At times, psychiatrists will provide other medications that target anxiety more directly but they are short-acting and not meant to be taken long-term. A safer option is typically a beta-blocker drug (e.g. propranolol) that blocks physical effects of an anxious mind (keeps heart rate low and red/flushed symptoms minimal). Essentially, the feeling of anxiety won’t go away but the physical symptoms of it are temporarily muted under the influence of the drug. It is not psychoactive so you won’t feel much different and it is relatively safe compared to other anxiety-specific medications. It is a helpful emergency use, non-addictive drug for those suffering from panic attacks.
On the more risky side, there are drugs in the benzodiazepine class. Some psychiatrists are more liberal at prescribing these medications. However, it is worth stopping and considering the risks before starting these treatments for anxiety.
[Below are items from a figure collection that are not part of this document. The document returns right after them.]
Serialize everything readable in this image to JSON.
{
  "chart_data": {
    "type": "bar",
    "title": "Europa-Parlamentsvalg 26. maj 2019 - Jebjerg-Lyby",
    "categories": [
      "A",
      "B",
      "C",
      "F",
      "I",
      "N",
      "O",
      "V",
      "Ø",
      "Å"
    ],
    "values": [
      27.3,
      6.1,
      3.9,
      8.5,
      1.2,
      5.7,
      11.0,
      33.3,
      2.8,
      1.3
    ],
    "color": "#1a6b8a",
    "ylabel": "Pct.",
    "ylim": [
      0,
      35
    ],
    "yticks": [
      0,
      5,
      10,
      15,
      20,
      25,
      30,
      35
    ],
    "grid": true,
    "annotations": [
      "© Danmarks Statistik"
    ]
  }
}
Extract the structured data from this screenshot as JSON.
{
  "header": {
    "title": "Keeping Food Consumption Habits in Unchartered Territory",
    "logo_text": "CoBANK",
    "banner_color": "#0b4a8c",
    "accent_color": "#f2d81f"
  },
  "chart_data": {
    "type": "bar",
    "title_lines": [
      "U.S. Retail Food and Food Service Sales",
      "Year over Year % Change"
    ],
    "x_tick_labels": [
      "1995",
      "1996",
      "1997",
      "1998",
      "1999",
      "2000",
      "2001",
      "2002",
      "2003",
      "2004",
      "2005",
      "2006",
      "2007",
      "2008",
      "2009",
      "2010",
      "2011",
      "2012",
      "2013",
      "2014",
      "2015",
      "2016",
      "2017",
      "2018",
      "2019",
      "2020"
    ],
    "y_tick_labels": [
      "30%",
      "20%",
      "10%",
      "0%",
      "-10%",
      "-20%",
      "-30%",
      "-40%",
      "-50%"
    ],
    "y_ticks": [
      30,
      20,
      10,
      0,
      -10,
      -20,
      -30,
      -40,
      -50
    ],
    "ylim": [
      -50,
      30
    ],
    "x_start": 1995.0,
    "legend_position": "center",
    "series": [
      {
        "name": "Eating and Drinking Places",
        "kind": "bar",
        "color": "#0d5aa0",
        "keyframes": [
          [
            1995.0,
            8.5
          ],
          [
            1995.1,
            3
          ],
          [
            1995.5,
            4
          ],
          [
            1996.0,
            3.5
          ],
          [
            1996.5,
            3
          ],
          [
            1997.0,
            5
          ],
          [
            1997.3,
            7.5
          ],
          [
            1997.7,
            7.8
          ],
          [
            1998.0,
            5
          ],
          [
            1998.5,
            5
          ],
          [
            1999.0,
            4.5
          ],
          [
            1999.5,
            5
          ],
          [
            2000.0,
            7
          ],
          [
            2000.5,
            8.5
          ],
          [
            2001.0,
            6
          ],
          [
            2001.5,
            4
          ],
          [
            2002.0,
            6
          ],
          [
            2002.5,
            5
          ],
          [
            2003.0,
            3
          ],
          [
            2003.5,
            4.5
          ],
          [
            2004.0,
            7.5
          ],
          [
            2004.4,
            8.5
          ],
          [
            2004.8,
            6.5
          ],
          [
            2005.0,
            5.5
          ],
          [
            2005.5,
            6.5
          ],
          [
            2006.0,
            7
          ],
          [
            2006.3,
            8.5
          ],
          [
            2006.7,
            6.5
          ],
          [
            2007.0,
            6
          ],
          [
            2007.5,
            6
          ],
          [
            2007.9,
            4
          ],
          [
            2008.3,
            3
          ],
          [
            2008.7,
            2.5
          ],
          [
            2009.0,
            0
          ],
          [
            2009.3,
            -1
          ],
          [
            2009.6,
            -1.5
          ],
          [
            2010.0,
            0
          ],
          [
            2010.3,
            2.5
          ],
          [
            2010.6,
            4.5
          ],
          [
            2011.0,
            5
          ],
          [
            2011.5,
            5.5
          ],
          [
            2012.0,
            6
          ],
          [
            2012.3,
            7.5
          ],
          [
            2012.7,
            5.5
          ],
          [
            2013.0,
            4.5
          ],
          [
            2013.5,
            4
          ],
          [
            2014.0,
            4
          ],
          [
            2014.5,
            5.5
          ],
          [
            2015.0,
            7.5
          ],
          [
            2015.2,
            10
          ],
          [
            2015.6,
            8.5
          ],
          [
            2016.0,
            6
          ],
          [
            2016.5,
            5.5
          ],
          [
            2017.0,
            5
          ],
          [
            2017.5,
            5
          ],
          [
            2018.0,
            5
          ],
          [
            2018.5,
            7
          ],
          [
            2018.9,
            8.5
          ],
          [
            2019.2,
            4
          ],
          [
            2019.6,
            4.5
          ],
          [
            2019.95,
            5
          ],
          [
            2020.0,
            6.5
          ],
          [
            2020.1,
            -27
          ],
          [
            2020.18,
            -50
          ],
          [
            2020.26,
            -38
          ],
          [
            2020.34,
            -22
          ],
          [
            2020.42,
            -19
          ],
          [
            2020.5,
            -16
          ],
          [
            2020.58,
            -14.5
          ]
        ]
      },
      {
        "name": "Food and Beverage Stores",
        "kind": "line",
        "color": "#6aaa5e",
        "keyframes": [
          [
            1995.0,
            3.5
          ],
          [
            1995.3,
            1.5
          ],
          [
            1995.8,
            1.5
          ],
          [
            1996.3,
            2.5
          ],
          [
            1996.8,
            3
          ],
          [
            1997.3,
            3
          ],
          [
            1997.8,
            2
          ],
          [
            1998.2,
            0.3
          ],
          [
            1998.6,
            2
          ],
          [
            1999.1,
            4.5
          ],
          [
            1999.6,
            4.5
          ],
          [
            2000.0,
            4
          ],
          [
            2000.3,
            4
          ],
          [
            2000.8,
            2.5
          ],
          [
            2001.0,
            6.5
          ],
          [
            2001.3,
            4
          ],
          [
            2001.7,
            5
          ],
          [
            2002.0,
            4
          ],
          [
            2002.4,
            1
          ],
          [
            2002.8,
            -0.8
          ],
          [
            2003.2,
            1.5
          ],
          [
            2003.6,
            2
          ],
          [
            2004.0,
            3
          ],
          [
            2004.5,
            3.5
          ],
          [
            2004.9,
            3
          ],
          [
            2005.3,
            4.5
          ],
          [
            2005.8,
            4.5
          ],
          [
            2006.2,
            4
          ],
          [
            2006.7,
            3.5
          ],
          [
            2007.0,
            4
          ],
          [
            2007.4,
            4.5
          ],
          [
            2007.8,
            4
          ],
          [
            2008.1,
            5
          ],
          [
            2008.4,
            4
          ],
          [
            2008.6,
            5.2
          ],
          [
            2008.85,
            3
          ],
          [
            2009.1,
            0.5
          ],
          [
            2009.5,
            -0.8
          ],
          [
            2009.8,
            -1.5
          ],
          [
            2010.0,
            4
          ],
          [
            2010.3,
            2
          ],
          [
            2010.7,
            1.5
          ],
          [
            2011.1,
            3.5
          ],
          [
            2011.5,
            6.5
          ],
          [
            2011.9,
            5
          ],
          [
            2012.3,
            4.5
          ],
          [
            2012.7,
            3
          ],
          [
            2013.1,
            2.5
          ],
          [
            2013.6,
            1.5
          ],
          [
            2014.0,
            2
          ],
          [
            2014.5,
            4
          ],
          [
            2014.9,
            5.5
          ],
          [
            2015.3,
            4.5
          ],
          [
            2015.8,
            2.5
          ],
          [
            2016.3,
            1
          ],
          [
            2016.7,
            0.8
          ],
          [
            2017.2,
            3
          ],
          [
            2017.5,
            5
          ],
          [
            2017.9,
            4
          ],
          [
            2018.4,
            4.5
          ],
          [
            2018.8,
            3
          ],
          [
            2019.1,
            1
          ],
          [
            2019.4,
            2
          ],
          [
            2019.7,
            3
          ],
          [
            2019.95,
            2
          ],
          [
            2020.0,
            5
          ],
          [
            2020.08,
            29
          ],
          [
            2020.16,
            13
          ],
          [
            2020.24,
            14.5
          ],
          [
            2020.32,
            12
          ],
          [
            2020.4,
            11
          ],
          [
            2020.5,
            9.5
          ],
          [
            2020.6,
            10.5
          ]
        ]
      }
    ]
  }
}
They are extremely psychoactive, carry a high risk of addiction and dependence, and have a rebound effect of anxiety when the drug wears off.We now know that long-term use of benzodiazepines is correlated with dementia or Alzheimer’s disease later in life.
Anxiety affects teens and young adults in very similar ways to the general adult population. In addition to those symptoms, you may see some other features common to teens and young adults. These include irritability, trouble concentrating in school, poor grades, social isolation, withdrawing from friends, associated depression, anger, and avoidance. Anxiety is unfortunately frequently mistaken for ADD or ADHD in teens.
If you are noticing these signs and symptoms it may be indicative of an underlying anxiety disorder. It is estimated that 31.9% of teens have had an anxiety disorder at one point in time (NIMH, 2021).
Those who have a family history of anxiety or depression may be more at risk for developing an anxiety disorder. However, the underlying genetic mechanisms of anxiety disorders are not well understood.
In part, this is tricky because parents often provide both the genes and environment making it hard to clearly separate the two. Those with a history of trauma, loss, childhood instability, neglect, or chronic stress may also be more at risk.
Lastly, anxiety disorders appear more prevalent in women as compared to men. However, again, research is complicated because it may be that women are simply more likely to report symptoms and seek help as compared to men.
When left untreated we know that fear networks in the brain continue to grow. What is once a kernel of anxiety, can quickly evolve into a diagnosable disorder.
Getting treatment as early as possible is key. Habits of mind, ineffective coping, and years of a revved-up central nervous system take longer to heal than one that is managed therapeutically earlier in life.
It is important not to wait if you are noticing signs and symptoms, early treatment could potentially change the trajectory of the condition and thus change the course of your life.
With teens and young adults, we will on occasion, reach out to the family with the cooperation and consent of the patient, to make changes in the family system. When everyone works together, therapy works best.